By Dr. Nathan Price

As many of you know, last year Dr. Renée Bricker and I led a national study that was funded by a grant from the Bernard and Audre Rapaport Foundation. The goal of the study was to better integrate Turbovote into the IT landscape at its partner institutions. Turbovote is an application developed by Democracy Works, a nonpartisan nonprofit organization founded at Harvard University and dedicated to promoting voter registration on college campuses across the United States. Turbovote promotes civic engagement by assisting students in registering to vote, connecting them to their precinct, helping them request an absentee ballot, and providing information about local issues that will appear on the ballot.

When we began our study last year, Turbovote had recently expanded its partnerships to over 200 colleges and universities throughout the United States. The goal of our study was to deepen Turbovote’s integration with its partner institutions to ensure that the application was helping as many people as possible in registering to vote. We were specifically interested in examining the role that IT could play in promoting Turbovote, and the degree to which campus administrators would support Turbovote integration into Learning Management Systems (LMS) like Desire to Learn (D2L). We also wanted to see what various groups like the faculty, student affairs, IT, and administrators knew about Turbovote and how willing they were to promote it.

To undertake the study, we collaborated with 24 project leaders who represented their 24 respective Turbovote partner institutions. (I also administered the survey to respondents at UNG.) We included in the sample institutions that had already registered many students with Turbovote as well as some institutions who were still in the fledgling stages of the process. The project leaders were in charge of administering a survey that Renée and I designed to respondents from six groups on campus: Academic Affairs, Student Affairs, faculty, Communications, Information Technology professionals, and student organizations.

The results of our study indicated that Turbovote has a lot of work to do in promoting awareness of the program at its partner institutions. Nevertheless, the silver lining is that we found that faculty and staff members, administrators, and IT professionals were generally supportive of Turbovote’s mission and willing to help promote it in a variety of ways. We found that administrators were overwhelmingly supportive of integrating Turbovote into the LMS software of their respective institutions as long as Turbovote took the requisite steps to ameliorate security and privacy concerns. Fortunate to have the advice and guidance of UNG IT professionals Scott Marshall and Judy McHan, we were able to speak with IT administrators for the University System of Georgia who helped us provide Turbovote with a plan to integrate into various LMS. This will allow faculty to incorporate Turbovote right into their class pages making the application readily available to students as they navigate these high-traffic areas of their institution’s website.

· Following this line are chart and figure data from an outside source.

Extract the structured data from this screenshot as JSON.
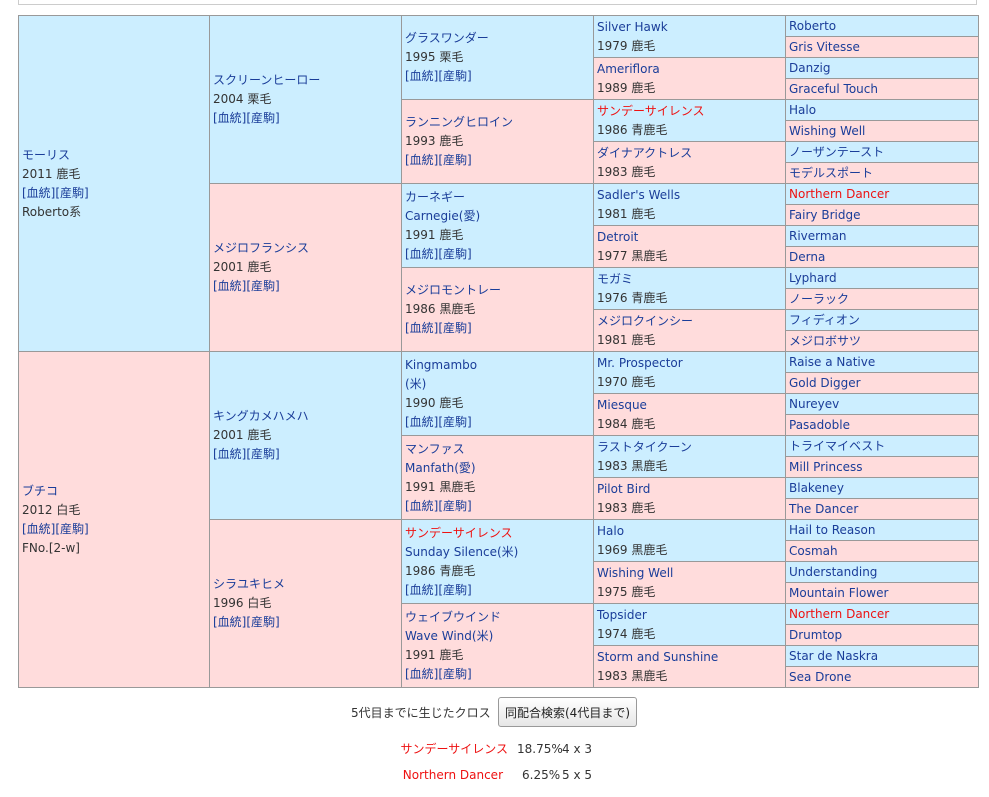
{
  "links": {
    "bloodline": "[血統]",
    "foal": "[産駒]"
  },
  "gen1": [
    {
      "name": "モーリス",
      "birth": "2011 鹿毛",
      "extra": "Roberto系",
      "sex": "m"
    },
    {
      "name": "ブチコ",
      "birth": "2012 白毛",
      "extra": "FNo.[2-w]",
      "sex": "f"
    }
  ],
  "gen2": [
    {
      "name": "スクリーンヒーロー",
      "birth": "2004 栗毛",
      "sex": "m"
    },
    {
      "name": "メジロフランシス",
      "birth": "2001 鹿毛",
      "sex": "f"
    },
    {
      "name": "キングカメハメハ",
      "birth": "2001 鹿毛",
      "sex": "m"
    },
    {
      "name": "シラユキヒメ",
      "birth": "1996 白毛",
      "sex": "f"
    }
  ],
  "gen3": [
    {
      "name": "グラスワンダー",
      "birth": "1995 栗毛",
      "sex": "m"
    },
    {
      "name": "ランニングヒロイン",
      "birth": "1993 鹿毛",
      "sex": "f"
    },
    {
      "name": "カーネギー",
      "name2": "Carnegie(愛)",
      "birth": "1991 鹿毛",
      "sex": "m"
    },
    {
      "name": "メジロモントレー",
      "birth": "1986 黒鹿毛",
      "sex": "f"
    },
    {
      "name": "Kingmambo",
      "name2": "(米)",
      "birth": "1990 鹿毛",
      "sex": "m"
    },
    {
      "name": "マンファス",
      "name2": "Manfath(愛)",
      "birth": "1991 黒鹿毛",
      "sex": "f"
    },
    {
      "name": "サンデーサイレンス",
      "name2": "Sunday Silence(米)",
      "birth": "1986 青鹿毛",
      "sex": "m",
      "cross": true
    },
    {
      "name": "ウェイブウインド",
      "name2": "Wave Wind(米)",
      "birth": "1991 鹿毛",
      "sex": "f"
    }
  ],
  "gen4": [
    {
      "name": "Silver Hawk",
      "birth": "1979 鹿毛",
      "sex": "m"
    },
    {
      "name": "Ameriflora",
      "birth": "1989 鹿毛",
      "sex": "f"
    },
    {
      "name": "サンデーサイレンス",
      "birth": "1986 青鹿毛",
      "sex": "m",
      "cross": true
    },
    {
      "name": "ダイナアクトレス",
      "birth": "1983 鹿毛",
      "sex": "f"
    },
    {
      "name": "Sadler's Wells",
      "birth": "1981 鹿毛",
      "sex": "m"
    },
    {
      "name": "Detroit",
      "birth": "1977 黒鹿毛",
      "sex": "f"
    },
    {
      "name": "モガミ",
      "birth": "1976 青鹿毛",
      "sex": "m"
    },
    {
      "name": "メジロクインシー",
      "birth": "1981 鹿毛",
      "sex": "f"
    },
    {
      "name": "Mr. Prospector",
      "birth": "1970 鹿毛",
      "sex": "m"
    },
    {
      "name": "Miesque",
      "birth": "1984 鹿毛",
      "sex": "f"
    },
    {
      "name": "ラストタイクーン",
      "birth": "1983 黒鹿毛",
      "sex": "m"
    },
    {
      "name": "Pilot Bird",
      "birth": "1983 鹿毛",
      "sex": "f"
    },
    {
      "name": "Halo",
      "birth": "1969 黒鹿毛",
      "sex": "m"
    },
    {
      "name": "Wishing Well",
      "birth": "1975 鹿毛",
      "sex": "f"
    },
    {
      "name": "Topsider",
      "birth": "1974 鹿毛",
      "sex": "m"
    },
    {
      "name": "Storm and Sunshine",
      "birth": "1983 黒鹿毛",
      "sex": "f"
    }
  ],
  "gen5": [
    {
      "name": "Roberto",
      "sex": "m"
    },
    {
      "name": "Gris Vitesse",
      "sex": "f"
    },
    {
      "name": "Danzig",
      "sex": "m"
    },
    {
      "name": "Graceful Touch",
      "sex": "f"
    },
    {
      "name": "Halo",
      "sex": "m"
    },
    {
      "name": "Wishing Well",
      "sex": "f"
    },
    {
      "name": "ノーザンテースト",
      "sex": "m"
    },
    {
      "name": "モデルスポート",
      "sex": "f"
    },
    {
      "name": "Northern Dancer",
      "sex": "m",
      "cross": true
    },
    {
      "name": "Fairy Bridge",
      "sex": "f"
    },
    {
      "name": "Riverman",
      "sex": "m"
    },
    {
      "name": "Derna",
      "sex": "f"
    },
    {
      "name": "Lyphard",
      "sex": "m"
    },
    {
      "name": "ノーラック",
      "sex": "f"
    },
    {
      "name": "フィディオン",
      "sex": "m"
    },
    {
      "name": "メジロボサツ",
      "sex": "f"
    },
    {
      "name": "Raise a Native",
      "sex": "m"
    },
    {
      "name": "Gold Digger",
      "sex": "f"
    },
    {
      "name": "Nureyev",
      "sex": "m"
    },
    {
      "name": "Pasadoble",
      "sex": "f"
    },
    {
      "name": "トライマイベスト",
      "sex": "m"
    },
    {
      "name": "Mill Princess",
      "sex": "f"
    },
    {
      "name": "Blakeney",
      "sex": "m"
    },
    {
      "name": "The Dancer",
      "sex": "f"
    },
    {
      "name": "Hail to Reason",
      "sex": "m"
    },
    {
      "name": "Cosmah",
      "sex": "f"
    },
    {
      "name": "Understanding",
      "sex": "m"
    },
    {
      "name": "Mountain Flower",
      "sex": "f"
    },
    {
      "name": "Northern Dancer",
      "sex": "m",
      "cross": true
    },
    {
      "name": "Drumtop",
      "sex": "f"
    },
    {
      "name": "Star de Naskra",
      "sex": "m"
    },
    {
      "name": "Sea Drone",
      "sex": "f"
    }
  ],
  "cross": {
    "heading": "5代目までに生じたクロス",
    "button": "同配合検索(4代目まで)",
    "items": [
      {
        "name": "サンデーサイレンス",
        "percent": "18.75%",
        "gens": "4 x 3"
      },
      {
        "name": "Northern Dancer",
        "percent": "6.25%",
        "gens": "5 x 5"
      }
    ]
  }
}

Renée and I recently participated in a webinar with Turbovote partners from across the country in which we presented the results of our study. We also were delighted to hear from two of our partners–Dr. John Theiss at Lone Star College and Leah Casselia at Kutztown University–who used the results of our study to implement changes that are making a positive impact at their respective institutions. Additionally, we are working with administrators at UNG such as Dr. Tom Ormond, provost, and Dr. Chaudron Gille, associate provost, on a plan that will promote Turbovote across our five campuses.

I’d like to close by thanking all of you for all the support you have shown me throughout this project. This was very much a learning experience for me, and I appreciate all the guidance and advice that I received from many of you. I look forward to continuing to work with all of you to promote Turbovote and civic engagement at UNG in general.